The Father’s love. What kind of love is this? “Behold what manner of love the Father has bestowed upon us, that we should be called the children of God.” (I John 3:1, NKJV) “Christ’s love compels us,” Paul wrote in 2 Corinthians chapter 5. When we deserved judgment, he loved us instead. God gave us the greatest love man has ever known, covering us, so that we might not face conviction on Judgment Day, and he did it through
Christ’s love.

Turning toward the discussion of the love of God, I picked a book from my shelf that had been a gift years ago, The Return of the Prodigal Son – a story of homecoming, by Henri Nouwen. I do not know when a book, author or subject matter has pierced my heart like this one. To say that it was ‘balm for my soul’ would be apt, but so would ‘informative to my thinking’.

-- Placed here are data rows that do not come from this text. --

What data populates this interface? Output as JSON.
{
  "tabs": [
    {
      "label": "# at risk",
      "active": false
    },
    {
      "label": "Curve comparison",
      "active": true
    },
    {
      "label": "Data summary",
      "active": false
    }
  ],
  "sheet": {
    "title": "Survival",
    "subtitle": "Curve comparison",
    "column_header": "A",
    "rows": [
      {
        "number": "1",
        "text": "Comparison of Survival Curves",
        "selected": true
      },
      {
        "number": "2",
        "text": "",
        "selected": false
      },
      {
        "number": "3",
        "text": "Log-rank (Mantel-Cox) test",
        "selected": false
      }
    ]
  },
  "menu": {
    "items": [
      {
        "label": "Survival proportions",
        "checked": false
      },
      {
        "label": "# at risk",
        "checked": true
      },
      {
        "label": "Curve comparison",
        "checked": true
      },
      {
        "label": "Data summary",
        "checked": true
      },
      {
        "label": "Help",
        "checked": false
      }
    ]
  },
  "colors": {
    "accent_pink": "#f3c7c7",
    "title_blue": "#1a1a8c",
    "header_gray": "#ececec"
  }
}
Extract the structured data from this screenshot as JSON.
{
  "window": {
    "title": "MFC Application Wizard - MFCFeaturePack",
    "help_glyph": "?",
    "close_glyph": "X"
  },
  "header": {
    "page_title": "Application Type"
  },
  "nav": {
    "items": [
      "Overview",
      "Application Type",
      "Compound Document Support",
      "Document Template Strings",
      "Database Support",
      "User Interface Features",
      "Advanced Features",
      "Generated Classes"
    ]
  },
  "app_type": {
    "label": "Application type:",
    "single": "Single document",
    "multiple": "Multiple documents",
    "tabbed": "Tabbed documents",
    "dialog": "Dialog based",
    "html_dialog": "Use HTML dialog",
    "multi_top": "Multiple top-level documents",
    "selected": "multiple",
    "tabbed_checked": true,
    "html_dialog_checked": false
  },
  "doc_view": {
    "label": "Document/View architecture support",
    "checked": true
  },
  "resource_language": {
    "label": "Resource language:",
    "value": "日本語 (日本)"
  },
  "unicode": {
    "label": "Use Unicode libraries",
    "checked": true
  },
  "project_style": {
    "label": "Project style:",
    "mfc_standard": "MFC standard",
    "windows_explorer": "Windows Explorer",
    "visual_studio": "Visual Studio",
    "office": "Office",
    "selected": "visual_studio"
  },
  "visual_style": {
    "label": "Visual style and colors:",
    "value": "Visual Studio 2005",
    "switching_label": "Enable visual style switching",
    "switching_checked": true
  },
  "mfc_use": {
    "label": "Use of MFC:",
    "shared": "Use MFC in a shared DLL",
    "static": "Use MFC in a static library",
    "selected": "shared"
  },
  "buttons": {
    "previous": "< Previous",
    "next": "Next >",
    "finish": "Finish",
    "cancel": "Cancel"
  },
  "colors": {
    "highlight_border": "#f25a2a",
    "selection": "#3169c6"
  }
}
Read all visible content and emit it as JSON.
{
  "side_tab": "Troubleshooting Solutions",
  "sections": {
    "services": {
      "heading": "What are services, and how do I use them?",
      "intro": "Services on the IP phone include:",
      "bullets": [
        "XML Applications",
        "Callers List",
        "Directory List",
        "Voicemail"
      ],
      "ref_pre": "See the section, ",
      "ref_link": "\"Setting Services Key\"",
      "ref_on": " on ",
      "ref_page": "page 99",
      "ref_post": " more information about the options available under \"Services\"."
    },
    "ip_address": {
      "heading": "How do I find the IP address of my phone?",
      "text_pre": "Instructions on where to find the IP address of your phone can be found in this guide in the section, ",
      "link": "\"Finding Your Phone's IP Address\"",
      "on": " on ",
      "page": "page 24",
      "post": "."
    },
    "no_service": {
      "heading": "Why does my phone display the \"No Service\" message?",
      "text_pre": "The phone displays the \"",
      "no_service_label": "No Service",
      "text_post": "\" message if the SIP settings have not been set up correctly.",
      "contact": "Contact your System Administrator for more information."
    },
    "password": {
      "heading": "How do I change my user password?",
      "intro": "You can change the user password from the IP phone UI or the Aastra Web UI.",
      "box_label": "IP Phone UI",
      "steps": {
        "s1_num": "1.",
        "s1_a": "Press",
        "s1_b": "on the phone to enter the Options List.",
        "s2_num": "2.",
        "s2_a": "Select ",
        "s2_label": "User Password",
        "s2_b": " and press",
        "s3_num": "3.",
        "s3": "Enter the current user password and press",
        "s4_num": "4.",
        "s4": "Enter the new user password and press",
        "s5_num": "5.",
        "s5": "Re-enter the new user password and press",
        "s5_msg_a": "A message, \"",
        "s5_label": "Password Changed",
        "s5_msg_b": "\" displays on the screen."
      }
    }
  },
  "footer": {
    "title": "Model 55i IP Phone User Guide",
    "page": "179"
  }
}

The story of the prodigal son is from Luke chapter 15—one of three stories Jesus told to illustrate how much lost people matter to God. All these years—probably at least 42—I have missed what Nouwen brought to my attention. It has truly impacted me, and I pray that it will move you as well.

Sure, I knew the story: the younger son asked his father for his inheritance, which was a total disgrace in the eastern culture of the day. The father gave it to him, along with the freedom to go and do as he would. He squandered all his money on the sinful pleasures of the world. Poor
and starving, he returned home and threw himself on the mercy of his
father—thinking he would be far better off just to be one of his
father’s servants.

From across the horizon, the father sees his lost son coming. He prepares a feast for him, and runs to greet and welcome his boy home.

Meanwhile, the father’s older son looks on with righteous jealousy: ‘I’ve always been faithful, but you have never given me a celebration . . . what
gives?’

Nouwen was moved to write a book on this story after he saw a poster of Rembrandt’s painting, “Prodigal Son”. The colors, expressions, and emotions of the work shouted to Nouwen, who then traveled to the Hermitage in Saint Peterburg, Russia, to spend
hours studying the original, thought to be one of Rembrandt’s last
paintings. His journey into Rembrandt’s life serves to
augment the rich messages of the parable.

I have rightly viewed the father’s welcome of his returning son as representative of the Father’s great love for us-----but, I had never
viewed the father in the story as the Heavenly Father. Until
now, I have never drunk into my soul, or carried in my being the
radical, all-encompassing love of God that Nouwen enabled me to glimpse. God’s love “cannot force, constrain, push, or pull. It
offers the freedom to reject that love or to love in return.” (which is
why the father loved the son enough to give him the freedom not to love
him in return, but to take his inheritance, and leave—walk away from
the love of his father) “As Father, he wants his children to be free, free to love. That love includes the possibility of their leaving home, going to a “distant country,” and losing everything. The Father’s heart knows all the pain that will come from that choice, but his love makes him powerless to prevent it.” Until now, I did not recognize the prodigal’s father as God the Father, who loves unconditionally.

Juxtaposed with my deep study into the love of my Father came this situation with the Duke. All I could do is pray for him, and release him again to the care of his own true Father. Praise God, he turned around. And of course, just like the Prodigal’s father, God welcomed the Duke home again. But what kind of love is this, that loves so deeply, and yet offers such freedom
for us to choose to love him or reject him?

God loves you and me enough to let us go . . . even when it hurts him deeply.